É verdade que esta luta pelos direitos das mulheres no parto foi, durante muito tempo, enquadrada principalmente pela retórica do parto “natural”, o que pode ter contribuído para que muitas mulheres não se tenham sentido representadas. No entanto, os direitos humanos durante a preconceção, procriação assistida, gravidez, parto e pós-parto são universais e independentes das escolhas pessoais ou do parto seguir o curso esperado. O seu reconhecimento não deveria estar sujeito a nenhuma filosofia particular. E, por isso e por muito mais, precisamos de nos unir. De estarmos todas juntas nesta missão. A mulher que quer parir de forma completamente fisiológica, sem intervenções desnecessárias e “drogas”. A mulher que quer uma cesariana. A mulher que quer amamentar. A mulher que quer dar biberão. E todas as sombras de cinzento no meio.
Temos de repensar o nosso modelo de cuidados, que atualmente tanto desempodera, desrespeita, infantiliza e magoa as mulheres. Temos de passar a um modelo em que seja claro que a dignidade, autonomia e autodeterminação não ficam esquecidas. As mulheres viverão com as consequências do que lhes é feito no período de gestação e no parto para o resto da sua vida. Não podemos permitir que um dos dias mais significativos da sua vida se torne num pesadelo. Vamos partir do princípio de que as mulheres sabem o que é melhor para si. As mulheres têm capacidade e inteligência para saber o que querem ou não que aconteça com o seu corpo. Não são uma mera incubadora daquele bebé.

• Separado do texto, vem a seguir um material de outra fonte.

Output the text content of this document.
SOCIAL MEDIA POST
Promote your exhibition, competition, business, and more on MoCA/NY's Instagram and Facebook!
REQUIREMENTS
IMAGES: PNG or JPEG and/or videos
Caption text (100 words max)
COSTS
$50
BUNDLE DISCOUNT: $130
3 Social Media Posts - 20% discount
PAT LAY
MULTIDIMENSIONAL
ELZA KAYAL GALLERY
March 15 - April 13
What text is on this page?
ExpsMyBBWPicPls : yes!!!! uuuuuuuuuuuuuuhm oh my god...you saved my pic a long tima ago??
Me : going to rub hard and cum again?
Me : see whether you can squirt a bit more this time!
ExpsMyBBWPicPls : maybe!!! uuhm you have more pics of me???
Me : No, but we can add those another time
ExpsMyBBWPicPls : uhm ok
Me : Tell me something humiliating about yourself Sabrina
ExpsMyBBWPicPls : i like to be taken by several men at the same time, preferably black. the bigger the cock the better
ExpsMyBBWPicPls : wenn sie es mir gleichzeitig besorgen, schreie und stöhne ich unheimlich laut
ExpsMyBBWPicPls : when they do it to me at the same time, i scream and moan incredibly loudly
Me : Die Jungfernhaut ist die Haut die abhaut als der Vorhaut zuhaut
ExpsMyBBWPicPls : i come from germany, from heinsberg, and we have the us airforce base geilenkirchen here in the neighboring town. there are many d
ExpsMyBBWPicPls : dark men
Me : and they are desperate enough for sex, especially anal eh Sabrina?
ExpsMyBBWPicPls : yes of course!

A lei e a evidência científica já estão alinhadas com a ideia de que o respeito é essencial, que as mulheres devem ser envolvidas nas tomadas de decisão e que são soberanas no que toca ao que acontece com o seu corpo. Então… o que falta? Falta mudar a cultura vigente do parto. Falta um sistema que considera as mulheres as reais protagonistas do evento do nascimento, em que elas são informadas da real necessidade de cada intervenção, sem omissões ou informação tendenciosa. Falta que nos apoiemos umas às outras, cada vez mais. Longe da frase “tudo o que importa é um bebé saudável”, é preciso dizer às mulheres “tens razão. O que fizeram contigo não está certo. Eu acredito em ti.” Porque o trauma e a vergonha se dissipam, quando as histórias são contadas em lugares seguros e livres de julgamento. A normalização da violência é, em si mesma, violência. Quebremos o ciclo de violência contra a mulher, hoje, Dia Internacional da Mulher, e todos os outros dias.
P´la Associação Portuguesa pelos Direitos da Mulher na Gravidez e Parto.